Atypical antipsychotics in autism: what this Cochrane review found

NeuroDifferent Research Digest

In one sentence

This Cochrane review suggests risperidone and aripiprazole may reduce short-term irritability in autistic children, while evidence for other outcomes and side effects is still limited or very uncertain.

What the researchers did

The authors reviewed randomized controlled trials that compared atypical antipsychotic medicines with placebo or with another atypical antipsychotic in people diagnosed with autism spectrum disorder. They looked across major databases and trial registries, then combined results using a network meta-analysis for irritability and standard pairwise analyses for other outcomes. In total, they included 17 studies with 1,027 participants: 16 studies in children (996 participants) and one small study in adults (31 participants). The medicines represented in the evidence were risperidone, aripiprazole, lurasidone, and olanzapine.

What they found

  • For short-term irritability in children, risperidone and aripiprazole may improve scores versus placebo (mean difference -7.89 and -6.26, respectively), but the certainty was low.
  • Lurasidone probably made little to no difference for irritability in the same short-term window (mean difference -1.30; moderate-certainty evidence).
  • For important harms and other outcomes, confidence was much weaker: evidence on aggression, weight gain, and extrapyramidal side effects was rated very low certainty in several analyses.
  • Signals of benefit were seen for obsessive-compulsive behaviors and inappropriate speech in some short-term comparisons, but these were still low-certainty findings.
  • Evidence in adults was very limited, and the review could not support strong conclusions for adult treatment decisions.

What this means for families and therapists

This review suggests that two medicines already used in practice, risperidone and aripiprazole, may help with short-term irritability in some autistic children. At the same time, the evidence on side effects and broader day-to-day outcomes is not strong enough to treat these results as simple “yes/no” answers. For families and clinicians, this supports careful shared decision-making: discuss the target symptom, expected timeline, monitoring plan, and stop rules before starting medication. Medicine decisions should be individualized and reviewed regularly; this summary is not medical advice.

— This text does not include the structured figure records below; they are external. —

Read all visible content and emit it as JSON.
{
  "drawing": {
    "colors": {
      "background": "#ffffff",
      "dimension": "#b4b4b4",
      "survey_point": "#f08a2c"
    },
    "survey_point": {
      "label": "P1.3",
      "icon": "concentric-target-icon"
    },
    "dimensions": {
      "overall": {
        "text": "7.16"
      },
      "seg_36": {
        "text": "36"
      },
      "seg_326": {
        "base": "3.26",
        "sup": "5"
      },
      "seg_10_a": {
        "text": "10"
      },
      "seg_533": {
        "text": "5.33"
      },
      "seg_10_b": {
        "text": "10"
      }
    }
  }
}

Limitations and what we don't know yet

Most studies were short-term and focused mainly on children, so we still do not know enough about longer-term safety, durability of benefit, or outcomes in adults. Many analyses had low or very low certainty because of bias concerns, small samples, and imprecision. The review also found limited ability to compare subgroups in a clinically useful way (for example, by age bands, support needs, or co-occurring conditions). In addition, not all atypical antipsychotics had enough evidence to judge fairly, and side-effect reporting was not always consistent across trials. So while early evidence points to possible short-term benefit for irritability with specific medicines, stronger and larger trials are still needed to balance potential benefit against risk with more confidence.


This is a plain-language summary of Atypical antipsychotics in autism: what this Cochrane review found by Meza N, Franco J.V, Sguassero Y et al., Cochrane Database of Systematic Reviews (2025). Source license: CC-BY-NC-4.0.

It is not medical advice — talk to a qualified clinician before changing therapy.